A woman’s face appears above me. She’s a soldier, dressed in a US military uniform. Her face is harsh and lined, but she’s looking at me in a kind way.
“Can you tell me your name?” she says.
I try to speak, but my mouth feels like it’s filled with cotton wool. The soldier helps scoop my head up in her hand. She tips water from a canteen into my mouth. It’s tepid, but I don’t care. It tastes delicious. I still can’t tell whether I’m dead or alive—but if I did pass away during the night, this is surely heaven.
“Brooke,” I finally say. “Brooke Moore.”
The soldier’s features change right away. She looks over at someone out of my sight line.
“Did you hear that?” she says to the other person. “She says her name is Brooke Moore. You’d better call the Commander.”
I reach out and grab the soldier’s arm, relieved to discover I’m no longer paralyzed.
“Where’s my sister?” I stammer. “My friends? Did they make it?”
The woman smiles. “They made it,” she says. “And so did you. Brooke, we’re taking you to your father.”
CHAPTER TWENTY ONE
The road is bumpy, making the journey tough going. Every part of my body is aflame with pain. I slip in and out of consciousness, and each time I come around, I’m expecting to discover that it has all been a dream, that there is no US military vehicle taking us to Dad. But each time I am rewarded by the jolting sensation of the truck, by the sounds of its tires racing across the parched earth, and by the sight of the US marine as she tends to me, giving me water to sip and chewy protein bars for energy. Not long ago I was certain we were facing death, that my dead friends were appearing before my eyes in order to take me to the afterlife. Now, it is as though I’ve been given a second chance.
I can’t believe what is happening.

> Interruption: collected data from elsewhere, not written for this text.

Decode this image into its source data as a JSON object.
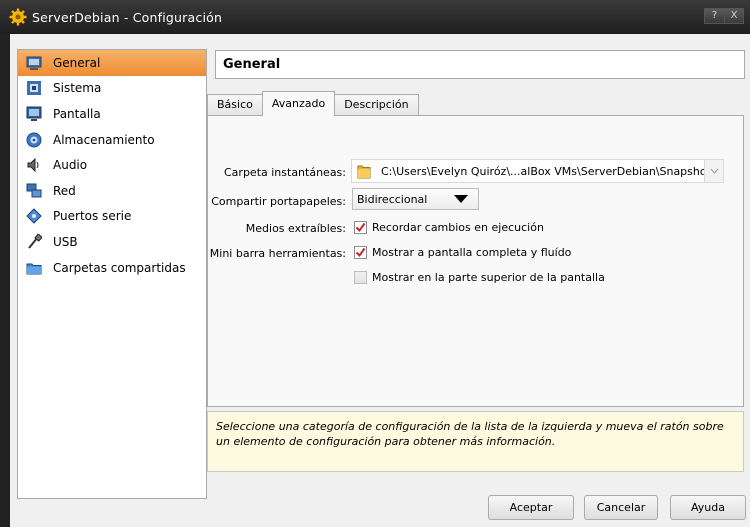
{
  "window": {
    "title": "ServerDebian - Configuración",
    "help_btn": "?",
    "close_btn": "X"
  },
  "sidebar": {
    "items": [
      {
        "label": "General",
        "icon": "monitor-icon"
      },
      {
        "label": "Sistema",
        "icon": "chip-icon"
      },
      {
        "label": "Pantalla",
        "icon": "display-icon"
      },
      {
        "label": "Almacenamiento",
        "icon": "disk-icon"
      },
      {
        "label": "Audio",
        "icon": "speaker-icon"
      },
      {
        "label": "Red",
        "icon": "network-icon"
      },
      {
        "label": "Puertos serie",
        "icon": "serial-port-icon"
      },
      {
        "label": "USB",
        "icon": "usb-icon"
      },
      {
        "label": "Carpetas compartidas",
        "icon": "folder-icon"
      }
    ],
    "selected": "General"
  },
  "header": {
    "title": "General"
  },
  "tabs": [
    {
      "label": "Básico"
    },
    {
      "label": "Avanzado"
    },
    {
      "label": "Descripción"
    }
  ],
  "active_tab": "Avanzado",
  "form": {
    "snapshot_label": "Carpeta instantáneas:",
    "snapshot_path": "C:\\Users\\Evelyn Quiróz\\...alBox VMs\\ServerDebian\\Snapshots",
    "clipboard_label": "Compartir portapapeles:",
    "clipboard_value": "Bidireccional",
    "removable_label": "Medios extraíbles:",
    "removable_check": "Recordar cambios en ejecución",
    "minibar_label": "Mini barra herramientas:",
    "minibar_check1": "Mostrar a pantalla completa y fluído",
    "minibar_check2": "Mostrar en la parte superior de la pantalla"
  },
  "info": {
    "text": "Seleccione una categoría de configuración de la lista de la izquierda y mueva el ratón sobre un elemento de configuración para obtener más información."
  },
  "buttons": {
    "ok": "Aceptar",
    "cancel": "Cancelar",
    "help": "Ayuda"
  },
  "colors": {
    "selection": "#ee8c33",
    "info_bg": "#fdfadf",
    "titlebar": "#1e1e1e"
  }
}
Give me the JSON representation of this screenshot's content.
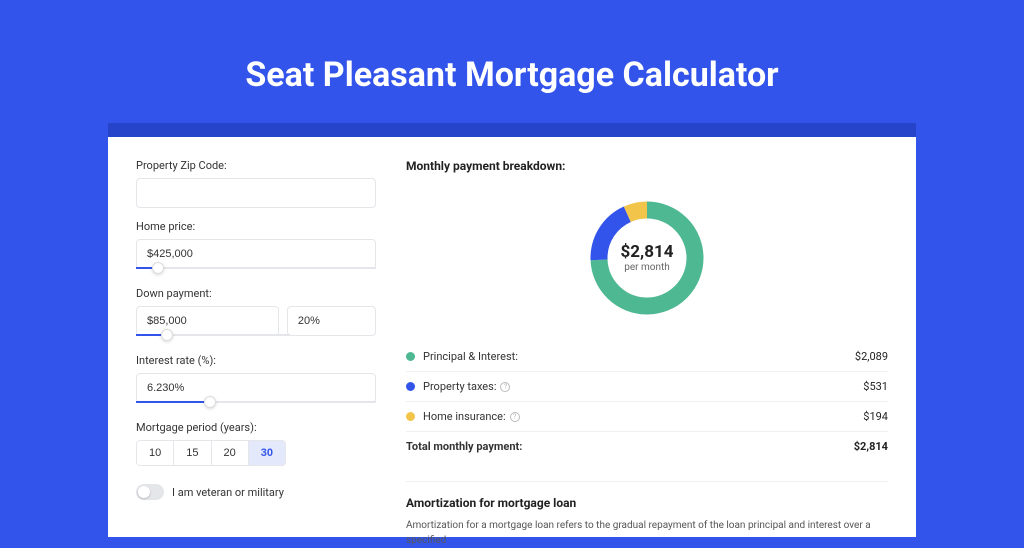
{
  "title": "Seat Pleasant Mortgage Calculator",
  "form": {
    "zip_label": "Property Zip Code:",
    "zip_value": "",
    "price_label": "Home price:",
    "price_value": "$425,000",
    "price_slider_pct": 9,
    "dp_label": "Down payment:",
    "dp_value": "$85,000",
    "dp_pct_value": "20%",
    "dp_slider_pct": 20,
    "rate_label": "Interest rate (%):",
    "rate_value": "6.230%",
    "rate_slider_pct": 31,
    "period_label": "Mortgage period (years):",
    "periods": [
      "10",
      "15",
      "20",
      "30"
    ],
    "period_active": "30",
    "vet_label": "I am veteran or military"
  },
  "breakdown": {
    "title": "Monthly payment breakdown:",
    "total": "$2,814",
    "sub": "per month",
    "items": [
      {
        "label": "Principal & Interest:",
        "value": "$2,089",
        "color": "#4db892",
        "has_info": false
      },
      {
        "label": "Property taxes:",
        "value": "$531",
        "color": "#3254eb",
        "has_info": true
      },
      {
        "label": "Home insurance:",
        "value": "$194",
        "color": "#f2c44a",
        "has_info": true
      }
    ],
    "total_label": "Total monthly payment:",
    "total_value": "$2,814"
  },
  "chart_data": {
    "type": "pie",
    "title": "Monthly payment breakdown",
    "series": [
      {
        "name": "Principal & Interest",
        "value": 2089,
        "color": "#4db892"
      },
      {
        "name": "Property taxes",
        "value": 531,
        "color": "#3254eb"
      },
      {
        "name": "Home insurance",
        "value": 194,
        "color": "#f2c44a"
      }
    ],
    "total": 2814,
    "center_label": "$2,814",
    "center_sub": "per month"
  },
  "amort": {
    "title": "Amortization for mortgage loan",
    "text": "Amortization for a mortgage loan refers to the gradual repayment of the loan principal and interest over a specified"
  }
}
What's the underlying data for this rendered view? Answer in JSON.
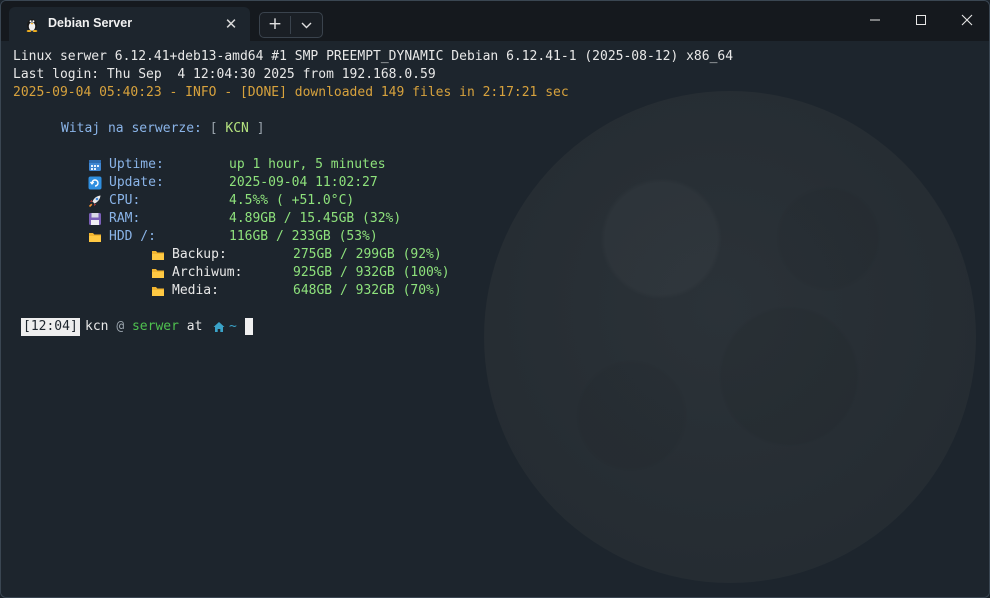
{
  "window": {
    "tab_title": "Debian Server",
    "tab_icon": "linux-penguin-icon",
    "close_tab_glyph": "✕",
    "new_tab_glyph": "+"
  },
  "terminal": {
    "uname": "Linux serwer 6.12.41+deb13-amd64 #1 SMP PREEMPT_DYNAMIC Debian 6.12.41-1 (2025-08-12) x86_64",
    "last_login": "Last login: Thu Sep  4 12:04:30 2025 from 192.168.0.59",
    "log_line": "2025-09-04 05:40:23 - INFO - [DONE] downloaded 149 files in 2:17:21 sec",
    "welcome_label": "Witaj na serwerze:",
    "welcome_open": "[",
    "welcome_user": "KCN",
    "welcome_close": "]",
    "stats": [
      {
        "icon": "calendar-icon",
        "label": "Uptime:",
        "value": "up 1 hour, 5 minutes"
      },
      {
        "icon": "refresh-icon",
        "label": "Update:",
        "value": "2025-09-04 11:02:27"
      },
      {
        "icon": "rocket-icon",
        "label": "CPU:",
        "value": "4.5%% ( +51.0°C)"
      },
      {
        "icon": "floppy-disk-icon",
        "label": "RAM:",
        "value": "4.89GB / 15.45GB (32%)"
      },
      {
        "icon": "folder-icon",
        "label": "HDD /:",
        "value": "116GB / 233GB (53%)"
      }
    ],
    "disks": [
      {
        "icon": "folder-icon",
        "label": "Backup:",
        "value": "275GB / 299GB (92%)"
      },
      {
        "icon": "folder-icon",
        "label": "Archiwum:",
        "value": "925GB / 932GB (100%)"
      },
      {
        "icon": "folder-icon",
        "label": "Media:",
        "value": "648GB / 932GB (70%)"
      }
    ],
    "prompt": {
      "time": "[12:04]",
      "user": "kcn",
      "at_glyph": "@",
      "host": "serwer",
      "at_word": "at",
      "home_icon": "home-icon",
      "path": "~"
    }
  },
  "colors": {
    "background": "#1d252d",
    "titlebar": "#15191e",
    "log_orange": "#d7a23d",
    "label_blue": "#8ab4e8",
    "value_green": "#8ee27c",
    "host_green": "#4fc24f"
  }
}
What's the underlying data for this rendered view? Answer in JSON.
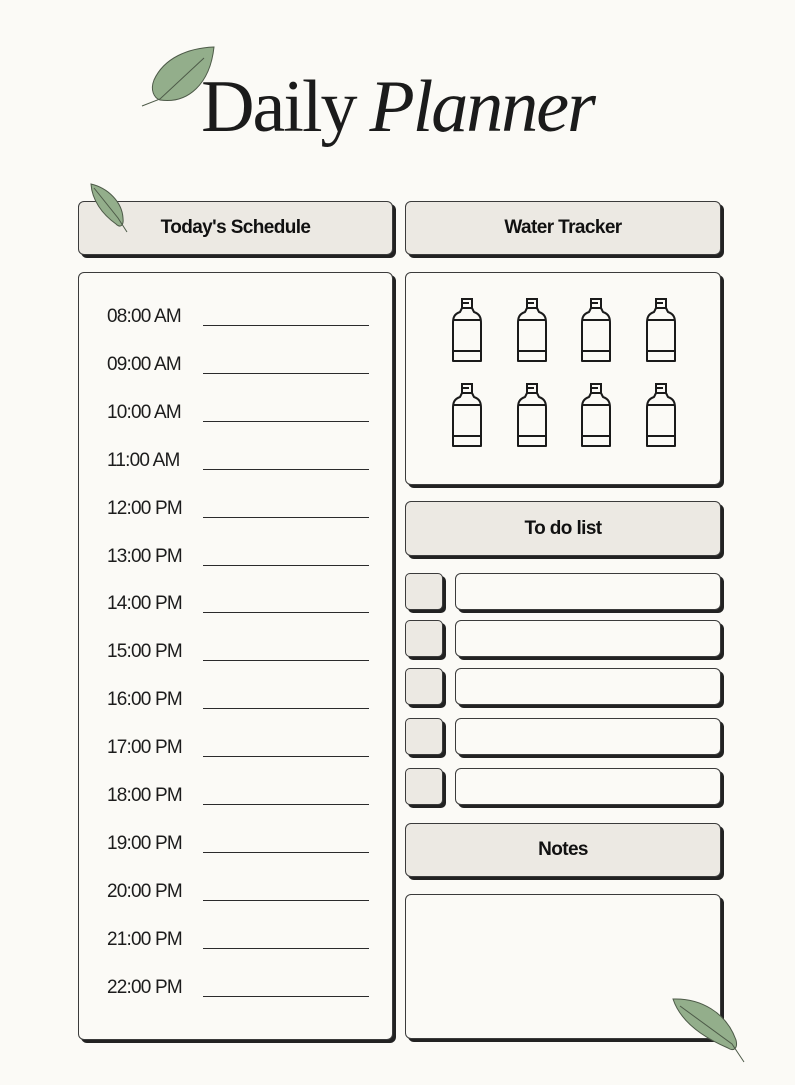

My dad is alive, and we have been rescued, right when it looked like the end had arrived. In my wildest dreams, I never imagined it would happen this way.
The truck I’m traveling in is part of a convoy. For reasons I don’t fully understand yet, we’re all traveling separately. I think of Bree and pray that she is being cared for as well as I am. I wonder if she’s been told that our dad is alive yet, or whether she knows we’re on our way to be reunited with him. I try to picture her reaction; I know she won’t have held back her tears in the way I did. At the very least, I hope she’s with Charlie, that the two of them are together, perhaps even with Penelope beside them. I don’t dare let myself consider that the dog may not have survived, though I know it’s a possibility.
I hear the sound of brakes and start to feel the truck slowing down.
“What’s happening?” I say to the soldier who has been caring for me.
I try to sit up but she guides me back down.
“We’re at the compound,” she explains. “There are checkpoints to go through. Don’t worry. We’ll be there very soon.”
I try to relax but it’s almost impossible. I feel like I did when I was a little child waiting for my dad to come home after being stationed abroad for months. Only the sensation inside of me is a thousand times stronger than it was when I was younger, because it hasn’t been months, it has been years. And while the concept of my dad dying while he was away was scary when I was younger, it still seemed abstract and unimaginable. But I’ve spent the last four years assuming I will never ever see him again. The sensation inside of me is more akin to discovering that someone has come back from the dead.
I can hear the sound of a chain-link fence being opened. Then the truck picks up speed and we’re bobbing along once again. The jolting movement smooths out and I know that means we’re riding on asphalt, that we’re on a proper road again. I wonder if it’s a new road, built after the war, or if the people of the compound managed to protect one that was already there. Nothing else in the south seemed to have survived the bombs, so I presume that means they’ve been rebuilding.
There are many more checkpoints to pass through, and row after row of fencing. If I’d thought Fort Noix was heavy-handed with its layers of guards and outposts, it was nothing compared to this. The fences are tall and topped with barbed wire. Guards are positioned all along them, though from where I am lying prone in the truck I can only see the tops of their heads. But I recognize their uniforms and the insignia of the marines. It gives me a sense of enormous familiarity and nostalgia.